The new approach is shown in detail in the hummingtree/cuda-graph-with-dynamic-parameters standalone code example. cudaStreamGetCaptureInfo_v2 and cudaStreamUpdateCaptureDependencies are new CUDA runtime APIs introduced in CUDA 11.3.

Performance results

Using the hummingtree/cuda-graph-with-dynamic-parameters standalone code example, I measured the performance of running the same dynamic workflow that is bound by kernel launch overhead with three different approaches:

Running without CUDA graph acceleration
Running CUDA graph with the recapture-then-update approach
Running CUDA graph with the combined approach introduced in this post

Table 1 shows the results. The speedup from the approaches mentioned in this post strongly depends on the underlying workflow.

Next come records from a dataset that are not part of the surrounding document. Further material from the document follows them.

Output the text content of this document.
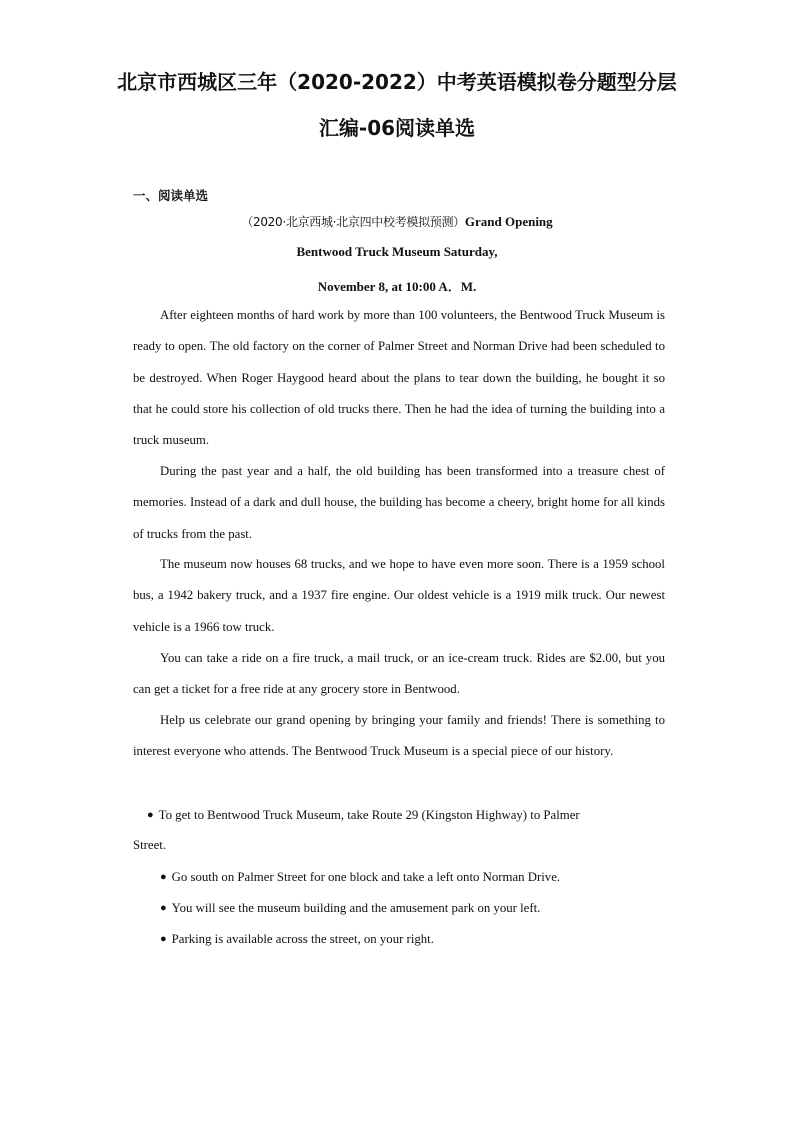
北京市西城区三年（2020-2022）中考英语模拟卷分题型分层
汇编-06阅读单选
一、阅读单选
（2020·北京西城·北京四中校考模拟预测）Grand Opening
Bentwood Truck Museum Saturday,
November 8, at 10:00 A．M.

After eighteen months of hard work by more than 100 volunteers, the Bentwood Truck Museum is ready to open. The old factory on the corner of Palmer Street and Norman Drive had been scheduled to be destroyed. When Roger Haygood heard about the plans to tear down the building, he bought it so that he could store his collection of old trucks there. Then he had the idea of turning the building into a truck museum.

During the past year and a half, the old building has been transformed into a treasure chest of memories. Instead of a dark and dull house, the building has become a cheery, bright home for all kinds of trucks from the past.

The museum now houses 68 trucks, and we hope to have even more soon. There is a 1959 school bus, a 1942 bakery truck, and a 1937 fire engine. Our oldest vehicle is a 1919 milk truck. Our newest vehicle is a 1966 tow truck.

You can take a ride on a fire truck, a mail truck, or an ice-cream truck. Rides are $2.00, but you can get a ticket for a free ride at any grocery store in Bentwood.

Help us celebrate our grand opening by bringing your family and friends! There is something to interest everyone who attends. The Bentwood Truck Museum is a special piece of our history.

● To get to Bentwood Truck Museum, take Route 29 (Kingston Highway) to Palmer

Street.

● Go south on Palmer Street for one block and take a left onto Norman Drive.

● You will see the museum building and the amusement park on your left.

● Parking is available across the street, on your right.
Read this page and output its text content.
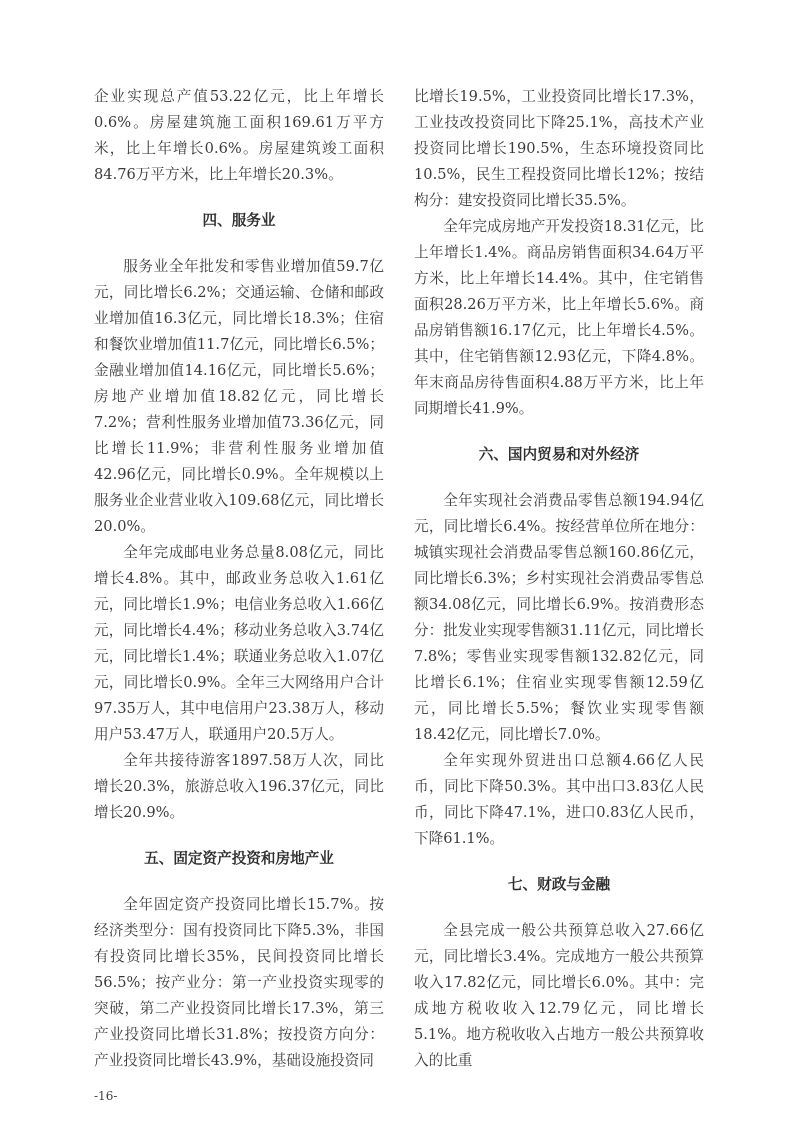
企业实现总产值53.22亿元，比上年增长0.6%。房屋建筑施工面积169.61万平方米，比上年增长0.6%。房屋建筑竣工面积84.76万平方米，比上年增长20.3%。

四、服务业

服务业全年批发和零售业增加值59.7亿元，同比增长6.2%；交通运输、仓储和邮政业增加值16.3亿元，同比增长18.3%；住宿和餐饮业增加值11.7亿元，同比增长6.5%；金融业增加值14.16亿元，同比增长5.6%；房地产业增加值18.82亿元，同比增长7.2%；营利性服务业增加值73.36亿元，同比增长11.9%；非营利性服务业增加值42.96亿元，同比增长0.9%。全年规模以上服务业企业营业收入109.68亿元，同比增长20.0%。

全年完成邮电业务总量8.08亿元，同比增长4.8%。其中，邮政业务总收入1.61亿元，同比增长1.9%；电信业务总收入1.66亿元，同比增长4.4%；移动业务总收入3.74亿元，同比增长1.4%；联通业务总收入1.07亿元，同比增长0.9%。全年三大网络用户合计97.35万人，其中电信用户23.38万人，移动用户53.47万人，联通用户20.5万人。

全年共接待游客1897.58万人次，同比增长20.3%，旅游总收入196.37亿元，同比增长20.9%。

五、固定资产投资和房地产业

全年固定资产投资同比增长15.7%。按经济类型分：国有投资同比下降5.3%，非国有投资同比增长35%，民间投资同比增长56.5%；按产业分：第一产业投资实现零的突破，第二产业投资同比增长17.3%，第三产业投资同比增长31.8%；按投资方向分：产业投资同比增长43.9%，基础设施投资同

比增长19.5%，工业投资同比增长17.3%，工业技改投资同比下降25.1%，高技术产业投资同比增长190.5%，生态环境投资同比10.5%，民生工程投资同比增长12%；按结构分：建安投资同比增长35.5%。

全年完成房地产开发投资18.31亿元，比上年增长1.4%。商品房销售面积34.64万平方米，比上年增长14.4%。其中，住宅销售面积28.26万平方米，比上年增长5.6%。商品房销售额16.17亿元，比上年增长4.5%。其中，住宅销售额12.93亿元，下降4.8%。年末商品房待售面积4.88万平方米，比上年同期增长41.9%。

六、国内贸易和对外经济

全年实现社会消费品零售总额194.94亿元，同比增长6.4%。按经营单位所在地分：城镇实现社会消费品零售总额160.86亿元，同比增长6.3%；乡村实现社会消费品零售总额34.08亿元，同比增长6.9%。按消费形态分：批发业实现零售额31.11亿元，同比增长7.8%；零售业实现零售额132.82亿元，同比增长6.1%；住宿业实现零售额12.59亿元，同比增长5.5%；餐饮业实现零售额18.42亿元，同比增长7.0%。

全年实现外贸进出口总额4.66亿人民币，同比下降50.3%。其中出口3.83亿人民币，同比下降47.1%，进口0.83亿人民币，下降61.1%。

七、财政与金融

全县完成一般公共预算总收入27.66亿元，同比增长3.4%。完成地方一般公共预算收入17.82亿元，同比增长6.0%。其中：完成地方税收收入12.79亿元，同比增长5.1%。地方税收收入占地方一般公共预算收入的比重

-16-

Approach	Time	Speedup over no graph
Combined	433 ms	1.63
Recapture-then-update	580 ms	1.22
No CUDA Graph	706 ms	1.00

Table 1. Performance results of running on an A100-40GB GPU and Intel Xeon Silver 4110 CPU at 2.10GHz

Conclusion

In this post, I introduced an approach to constructing CUDA graphs that combines both the explicit API and stream capture methods. It provides a way to reuse instantiated graphs for workflows with dynamic parameters at minimal cost.

In addition to the CUDA technical posts mentioned earlier, the CUDA Graph section of the CUDA Programming Guide provides a comprehensive introduction to CUDA Graphs and its usages. For useful tips on employing CUDA Graphs in various applications, see the Nearly Effortless CUDA Graphs GTC session.